I think it is fine to send this all the time if it makes some iscsi
targets happy.
 
> 2. Some common iscsi targets complain if we send the same proposal
> more than once during login (in SECNEG and/or OPNEG).  Currently, if
> iscsid(8) sends MaxConnections or MaxRecvDataSegmentLength at all
> then it keeps sending them over & over again throughout OPNEG until
> the login phase succeeds or fails (but if they're not accepted the
> first time, it will always end up failing).
> 
> 3. RFC7143 requires a response to every (non-declarative) proposal and
> some common iscsi targets enforce that requirement.  Most proposals can
> be made either by the initiator or by the target.  Since iscsid(8)
> currently only sends between 0 and 2 proposals in OPNEG, many common
> iscsi targets end up sending proposals to us, which we don't handle.

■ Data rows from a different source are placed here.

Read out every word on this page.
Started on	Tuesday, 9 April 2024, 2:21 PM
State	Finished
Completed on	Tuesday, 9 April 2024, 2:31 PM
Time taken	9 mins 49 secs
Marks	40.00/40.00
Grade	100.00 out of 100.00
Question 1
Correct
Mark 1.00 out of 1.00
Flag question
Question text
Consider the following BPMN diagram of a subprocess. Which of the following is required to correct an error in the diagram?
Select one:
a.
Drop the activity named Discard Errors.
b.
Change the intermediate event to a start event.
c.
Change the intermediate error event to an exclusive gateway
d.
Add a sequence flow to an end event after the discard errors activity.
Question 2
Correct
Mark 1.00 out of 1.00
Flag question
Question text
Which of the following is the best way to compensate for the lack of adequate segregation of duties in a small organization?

I think 2 and 3 are mainly a problem that the negotiation is not correctly
implemented. I never had many targets to test and most of them I used
always used defaults and did not like any other value. So I could never
properly play with the negotiation phase.

At least reading your #2 makes me think that iscsid does not properly
handle rejected values.

So if I understand you correctly we should send out every non-declarative
key=value pair so that the target can just reply to those.
Now for some of the parameters iscsid is very flexible and so it is maybe
tricky to define good initial values.
I really need to read Section 6 of RFC7143... right now I dislike to send
out default values all the time (feels like an inelegant solution to me).
 
I will check out your diff anyway and see what I can cherry-pick already.